What the diagnostic report contains

Section What you learn
Predicted score + confidence Before you spend a dollar on compute, the framework tells you what to expect
Surprises Which tasks deviated from prediction, with a hypothesis naming the capability differences vs high-scoring neighbors
Plugin Utilization Audit Which plugins loaded but were never actually invoked during the run (dead weight)
Manifest vs Reality Gap Each plugin's declared capabilities vs the ones actually exercised
Robustness Profile Mean, worst-of-n, stddev, Taguchi S/N ratio, per-tier means
Capability Attributions Marginal effect of each capability dimension in your fingerprint
Recommendations Ordered list of evidence-backed profile changes with estimated score delta and confidence
Factor Analysis fANOVA importance ranking across the entire historical database
Calibration History Running MAE / RMSE / bias of the prediction layer itself

Each recommendation is backed by either (a) neighbor profiles that already include the suggested plugin, or (b) factor-importance attribution with explicit confidence.
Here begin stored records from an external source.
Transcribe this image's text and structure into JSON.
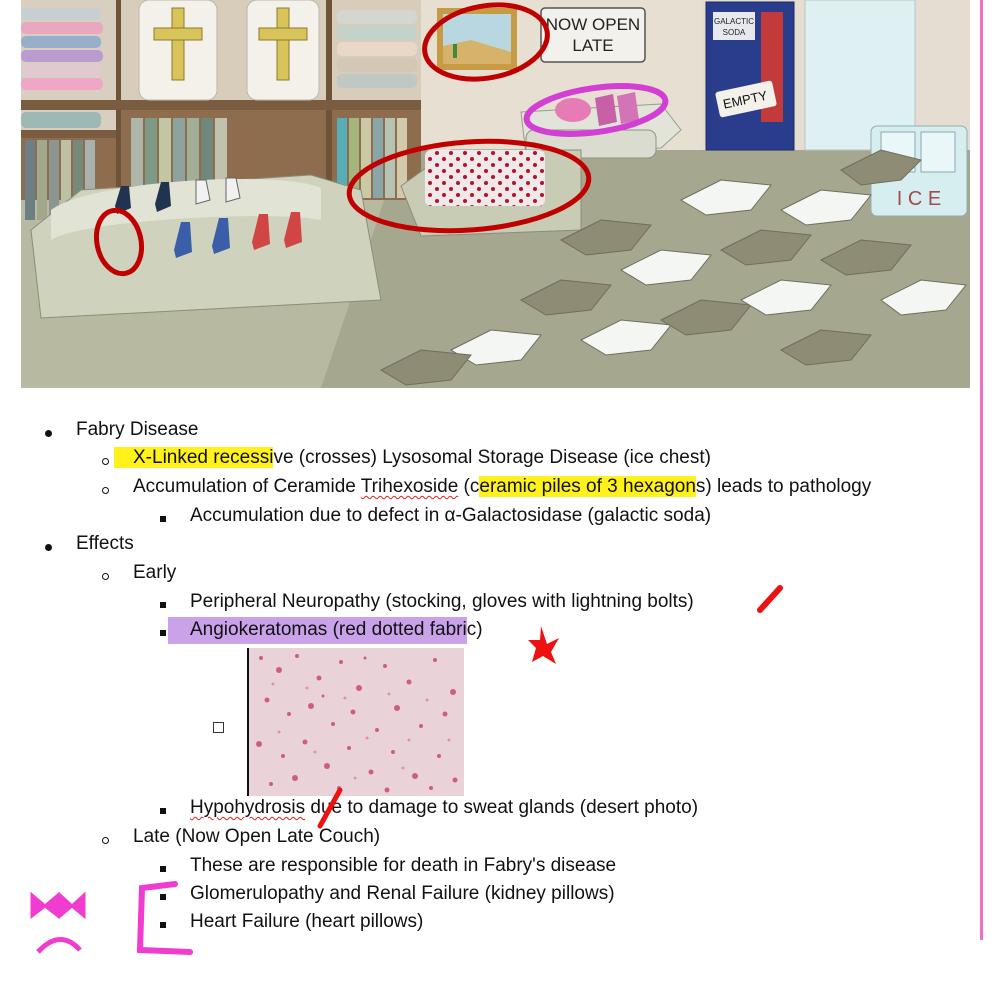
{
  "scene": {
    "signs": {
      "now_open_line1": "NOW OPEN",
      "now_open_line2": "LATE",
      "soda_line1": "GALACTIC",
      "soda_line2": "SODA",
      "empty": "EMPTY",
      "ice": "I C E"
    },
    "colors": {
      "wall": "#e3d9cb",
      "shelf_wood": "#8a6a4a",
      "floor": "#8f8f7a",
      "hexagon_light": "#f4f6f3",
      "hexagon_dark": "#8e8c74",
      "circle_red": "#c00000",
      "circle_magenta": "#d23fd2",
      "soda_machine": "#2a3d8c"
    }
  },
  "notes": {
    "fabry_title": "Fabry Disease",
    "xlinked_highlight": "X-Linked recessi",
    "xlinked_rest": "ve (crosses) Lysosomal Storage Disease (ice chest)",
    "accum_pre": "Accumulation of Ceramide ",
    "accum_squiggle": "Trihexoside",
    "accum_mid": " (c",
    "accum_highlight": "eramic piles of 3 hexagon",
    "accum_post": "s) leads to pathology",
    "defect": "Accumulation due to defect in α-Galactosidase (galactic soda)",
    "effects_title": "Effects",
    "early_title": "Early",
    "neuropathy": "Peripheral Neuropathy (stocking, gloves with lightning bolts)",
    "angio_highlight": "Angiokeratomas (red dotted fabri",
    "angio_rest": "c)",
    "hypo_squiggle": "Hypohydrosis",
    "hypo_rest": " due to damage to sweat glands (desert photo)",
    "late_title": "Late (Now Open Late Couch)",
    "death": "These are responsible for death in Fabry's disease",
    "renal": "Glomerulopathy and Renal Failure (kidney pillows)",
    "heart": "Heart Failure (heart pillows)"
  },
  "annotation_colors": {
    "highlight_yellow": "#fff21c",
    "highlight_purple": "#c9a2ea",
    "ink_red": "#ee1111",
    "ink_pink": "#f03ccf"
  }
}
No speculative recommendations are generated.


Mathematical pillars

Three techniques, each included only because no simpler tool answers the same question.

1. k-Nearest-Neighbor similarity (cold-start prediction)
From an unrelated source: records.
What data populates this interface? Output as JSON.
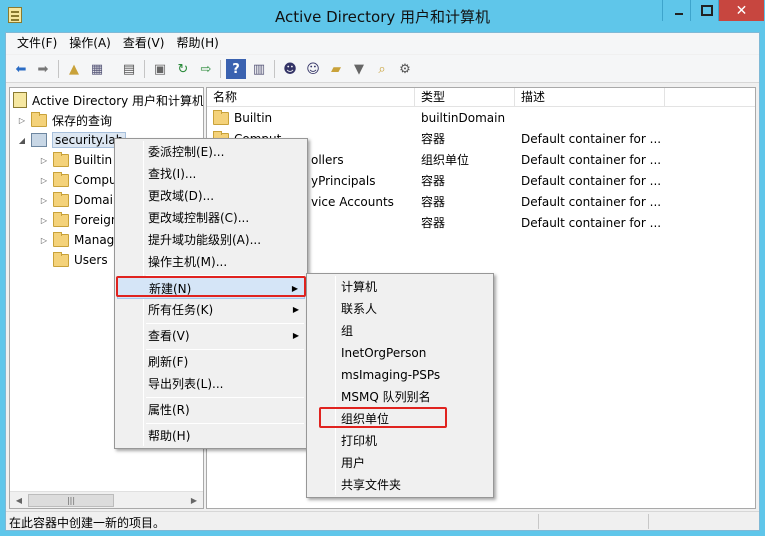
{
  "window": {
    "title": "Active Directory 用户和计算机"
  },
  "menubar": [
    "文件(F)",
    "操作(A)",
    "查看(V)",
    "帮助(H)"
  ],
  "tree": {
    "root": "Active Directory 用户和计算机",
    "saved_queries": "保存的查询",
    "domain": "security.lab",
    "children": [
      "Builtin",
      "Compu",
      "Domain",
      "Foreign",
      "Manag",
      "Users"
    ]
  },
  "list": {
    "columns": [
      "名称",
      "类型",
      "描述"
    ],
    "rows": [
      {
        "name": "Builtin",
        "type": "builtinDomain",
        "desc": ""
      },
      {
        "name": "Comput",
        "type": "容器",
        "desc": "Default container for ..."
      },
      {
        "name": "ollers",
        "type": "组织单位",
        "desc": "Default container for ..."
      },
      {
        "name": "yPrincipals",
        "type": "容器",
        "desc": "Default container for ..."
      },
      {
        "name": "vice Accounts",
        "type": "容器",
        "desc": "Default container for ..."
      },
      {
        "name": "",
        "type": "容器",
        "desc": "Default container for ..."
      }
    ]
  },
  "context_menu": {
    "items": [
      "委派控制(E)...",
      "查找(I)...",
      "更改域(D)...",
      "更改域控制器(C)...",
      "提升域功能级别(A)...",
      "操作主机(M)...",
      "新建(N)",
      "所有任务(K)",
      "查看(V)",
      "刷新(F)",
      "导出列表(L)...",
      "属性(R)",
      "帮助(H)"
    ]
  },
  "submenu": {
    "items": [
      "计算机",
      "联系人",
      "组",
      "InetOrgPerson",
      "msImaging-PSPs",
      "MSMQ 队列别名",
      "组织单位",
      "打印机",
      "用户",
      "共享文件夹"
    ]
  },
  "status": {
    "text": "在此容器中创建一新的项目。"
  },
  "colors": {
    "highlight_box": "#e0231f",
    "title_bar": "#5fc6ea"
  }
}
Weighted Jaccard over fingerprint components:

similarity(A, B) =
    0.30 · J(capability_coverage)
  + 0.25 · J(hook_footprint)
  + 0.20 · J(tool_family_surface)
  + 0.10 · J(capability_tags)
  + 0.10 · slot_match
  + 0.05 · same_base_model

Where J(X, Y) = |X ∩ Y| / |X Y|.

Why k-NN and not a deep model: cold start. The framework must produce useful output after 30 submissions, not 30,000. k-NN with a well-engineered similarity metric is the right tool when data is scarce and structure is interpretable. It also gives free explainability — the prediction comes with the names of the neighbor profiles that produced it.

Confidence band derivation

avg_sim    = Σ similarity(query, nᵢ) / k
score_var  = variance of neighbor scores
consistency = 1 - √(score_var) / 0.3

confidence = 0.6 · avg_sim + 0.4 · consistency

Profiles in well-explored regions of fingerprint space get tight predictions; profiles with novel plugin combinations get wide predictions and are flagged as "exploration."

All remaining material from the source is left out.